As an aside, Mr. Chairman, we would like to applaud your ef forts, sir, on behalf of immunizations and your championing that cause in Congress.
Every study and report dating back to 1979 has warned of the shortages of public health professionals. With your permission, I will let Dr. Sullivan state our case for Federal support. Secretary Sullivan, in his March 1990 report to Congress and to the President on the status of health personnel states that:
Shortages of public and community health personnel currently exist in the following specialties: epidemiologists, biostatisticians, several environmental health and occupational health specialties, public health nutritionists, public health nurses, physicians trained in public health and preventive medicine.
Mr.

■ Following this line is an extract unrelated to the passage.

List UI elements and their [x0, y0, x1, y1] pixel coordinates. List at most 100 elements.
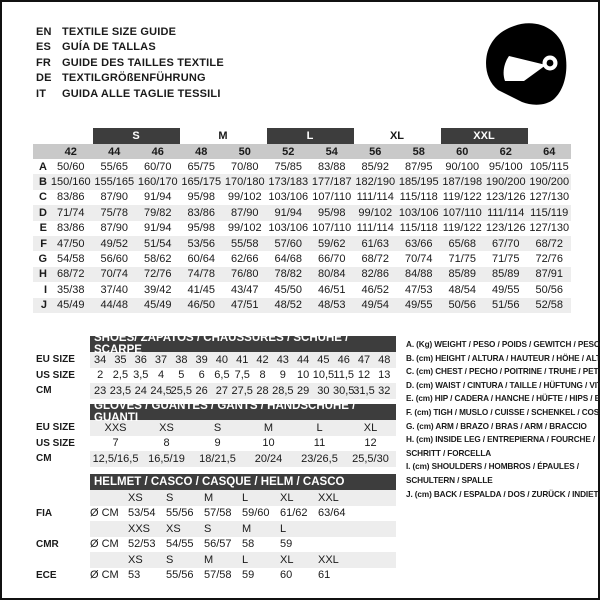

Chairman, they are trained in schools of public health.
Compounding the problem of shortages of public health personnel is that a declining number of physicians, scientists, and engineers are obtaining education in public health.
These professionals are needed to attain the year 2000 national health objectives.
An HHS advisory committee has projected a shortage of some 1,500 public health and preventive medicine physicians needed in the 1990's.
According to the Institute of Medicine in its study entitled "The Future of Public Health," the IOM reported that the public health activities in the United States have been taken for granted and that there is a need for well-trained public health professionals.
State health officers are particularly alarmed about the low number of nurses trained at the graduate level in public health.
The limited but vital Federal support for public health training has been declining slowly since the 1980's. Ever since 1958, the Congress has recognized that specialized training of public health professionals is a Federal responsibility to be shared with the universities with accredited schools of public health. The 11 schools of public health then and the 24 schools of public health now are essentially national schools since students come from the 50 States, Puerto Rico, and from the U.S. related territories. Graduates of these schools then and now serve primarily in the public, nonprofit sector. Over 80 percent of the graduates work in Government agencies, universities, or for nonprofit health organizations. Mr. Chairman, there is no other source of comprehensive training and organization, policy development and management of health services, prevention programs, and promotion of health for whole population groups.